The Blurb On The Back:
”In this job, festering skeletons have a nasty habit of tumbling out, sooner or later. So think carefully – is there anything you need to tell me?”
Four best friends with perfect lives.
A once in a lifetime opportunity.
Who can resist the call of fame and fortune?
When Liv, Hetty, Jez and Duffy audition for a new reality TV show, they’re confident they can handle the pressure of being in the public eye. After all, they don’t have anything to hide. Do they? But that’s before Cass produces the photo of the body …
You can buy THIS CARELESS LIFE by Rachel McIntyre from Amazon UK and Waterstones. I earn commission on any purchases made through these links.
The Review (Cut For Spoilers):
It’s 10am on 1 July.
18-year-old Olivia ‘Liv’ Dawson-Hill lives a gilded, privileged life. Her dad runs an agricultural business and her mum is a race-horse breeder. She lives in her own house next to theirs on what is essentially an estate and runs a successful beauty vlog called Miss Olivia Loves, which has over a million followers and got nominated for a national award the year before.

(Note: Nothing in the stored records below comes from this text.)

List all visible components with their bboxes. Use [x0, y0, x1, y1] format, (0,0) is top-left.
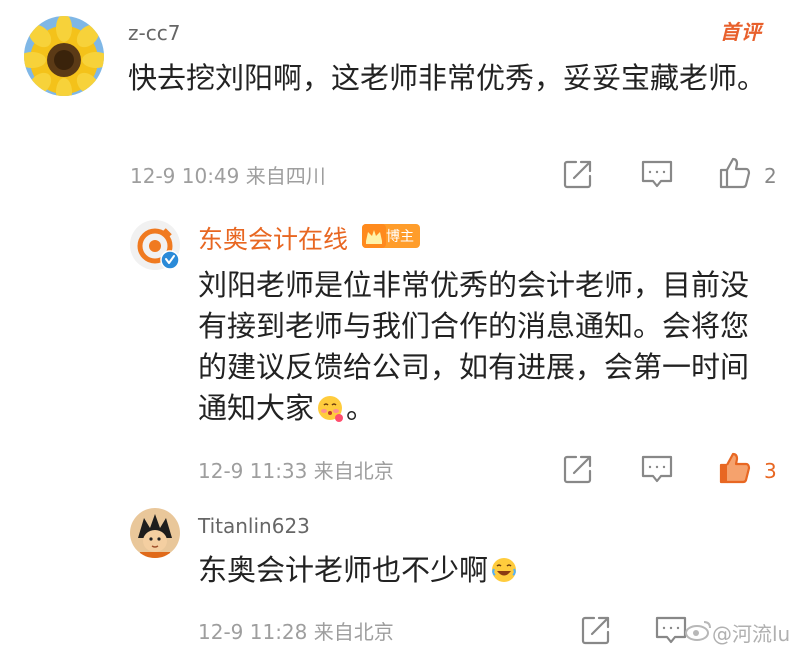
weibo-logo-icon	[684, 618, 712, 642]
comment-icon[interactable]	[640, 453, 674, 487]
comment-text-content: 东奥会计老师也不少啊	[198, 553, 489, 587]
blushing-emoji-icon	[316, 392, 344, 422]
comment-text: 东奥会计老师也不少啊	[198, 550, 768, 591]
crown-icon	[362, 224, 386, 248]
share-icon[interactable]	[562, 453, 596, 487]
share-icon[interactable]	[562, 158, 596, 192]
username[interactable]: z-cc7	[128, 21, 180, 45]
author-badge: 博主	[362, 224, 420, 248]
watermark: @河流lu	[712, 622, 791, 646]
author-badge-label: 博主	[386, 229, 414, 245]
comment-meta: 12-9 10:49 来自四川	[130, 164, 326, 188]
comment-text-content: 快去挖刘阳啊，这老师非常优秀，妥妥宝藏老师。	[128, 61, 767, 95]
like-count: 3	[764, 459, 777, 483]
verified-badge-icon	[160, 250, 180, 270]
username[interactable]: 东奥会计在线	[198, 226, 348, 254]
comment-text: 快去挖刘阳啊，这老师非常优秀，妥妥宝藏老师。	[128, 58, 768, 99]
comment-text: 刘阳老师是位非常优秀的会计老师，目前没有接到老师与我们合作的消息通知。会将您的建…	[198, 265, 768, 429]
share-icon[interactable]	[580, 614, 614, 648]
comment-text-content: 刘阳老师是位非常优秀的会计老师，目前没有接到老师与我们合作的消息通知。会将您的建…	[198, 268, 750, 425]
comment-icon[interactable]	[654, 614, 688, 648]
avatar[interactable]	[24, 16, 104, 96]
comment-meta: 12-9 11:28 来自北京	[198, 620, 394, 644]
comment-icon[interactable]	[640, 158, 674, 192]
thumbs-up-filled-icon[interactable]	[718, 451, 752, 485]
like-count: 2	[764, 164, 777, 188]
laughing-emoji-icon	[490, 554, 518, 582]
first-comment-badge: 首评	[720, 20, 762, 44]
comment-meta: 12-9 11:33 来自北京	[198, 459, 394, 483]
comment-text-end: 。	[346, 391, 376, 425]
thumbs-up-icon[interactable]	[718, 156, 752, 190]
username[interactable]: Titanlin623	[198, 514, 310, 538]
avatar[interactable]	[130, 508, 180, 558]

Having just finished her A Levels and knowing she’s done badly, university isn’t an option for Liv and a recent bad breakup means she’s keen to move on and prove herself to be a success. So when she sees an advert inviting audition pieces for a group of 4 friends to be on a new show called THIS CARELESS LIFE, to be shot over the 6 week school holiday period, she sees it as her shot at fame and fortune or, if not, then at least promoting her vlog and getting more followers.
She persuades best friend Hetty Barraclough (who lost her dad in a road accident a year earlier and whose mother, Rose Barraclough, is an MP for the anti-immigration Britannia Party), Declan ‘Duff’ Duffy (a notorious lad best known for his sporting achievements at the school they all attend) and Jeremiah ‘Jez’ Livingstone (the son of a lawyer and a judge who runs his own charity and has a place to study law at Cambridge that autumn) to audition with her. The gilded lives that all four lead result in their being shortlisted and Live is told that the production company that there will be a further interview with all four of them to see if they’re good TV material.
So when Cassandra ‘Cass’ Verity turns up to do the final interview with them, they are all excited and nervous, especially as Cass tells them that she needs to ask harsh questions to make sure they’re completely prepared. But as Cass starts to ask her questions, it becomes clear that each of the four has a secret that they’re anxious no one discover – a secret that no one else could possibly know – and as Cass continues with her questions, they each become more and more uncomfortable. And then Cass produces a photo of what seems to be a dead body …
Rachel McIntyre’s standalone YA novel is a heavy-handed morality tale inspired by AN INSPECTOR CALLS with a supernatural twist. Unfortunately the characters are poorly drawn and little more than selfish, rich kid stereotypes, the revelation is pretty easy to guess and the resolution is pretty unsatisfying. Ultimately the book’s just a bit too stiff and leaden for me and as a result I didn’t really enjoy it.
The big issue with the book is that Olivia, Hetty, Jez and Duff are all such baldly drawn rich kid stereotypes that it’s difficult to care about them or their respective secrets. Each is vain, fame-obsessed, selfish and uncaring of others and although the whole arc of the book is for Cass to make them realise the consequences of this, at no point does it seem credible that they would change their behaviour based on what happens. This is reinforced by the way McIntyre ends the book – there’s no follow up on what’s going to happen to them all now they know what they’ve done so it makes it very difficult to buy into any long-term shift in their attitude. In addition, the common link between all four characters is passively written, there to be the victim of each of them and little else, which makes for a dull read, especially as there’s nothing to indicate where her story is going afterwards or whether her situation is actually gong to improve. Finally Cass is little more than a narrative device, there to reveal the backstory that links the friends with each other and provide some moral disapproval but it’s not really clear what the purpose of Cass’s actions are or why she does them because McIntyre decides to leave it open ended, which I found a little frustrating.
If you’re familiar with the plot of AN INSPECTOR CALLS then it’s clear where the story is going and that obvious allusion takes away a lot of the potential tension. The supernatural element is cursory and not really explored, again existing as a plot device for the revelations rather than any world building. Pacing is stilted because the plot is developed through flashbacks and the interview device to get to them feels quite artificial.
The thing I find a shame with the book is that there was scope to explore some interesting ideas – Hetty’s far right, anti-immigration MP mother and the fact that Liv’s father seems to use modern slave labour being the big two examples – but they get skirted instead, even though they do go to the heart of two of the secrets in the book and would seem to have an important bearing on any change that the characters want to make to their lives.
Ultimately this book just didn’t work for me and I can’t say that I really enjoyed it.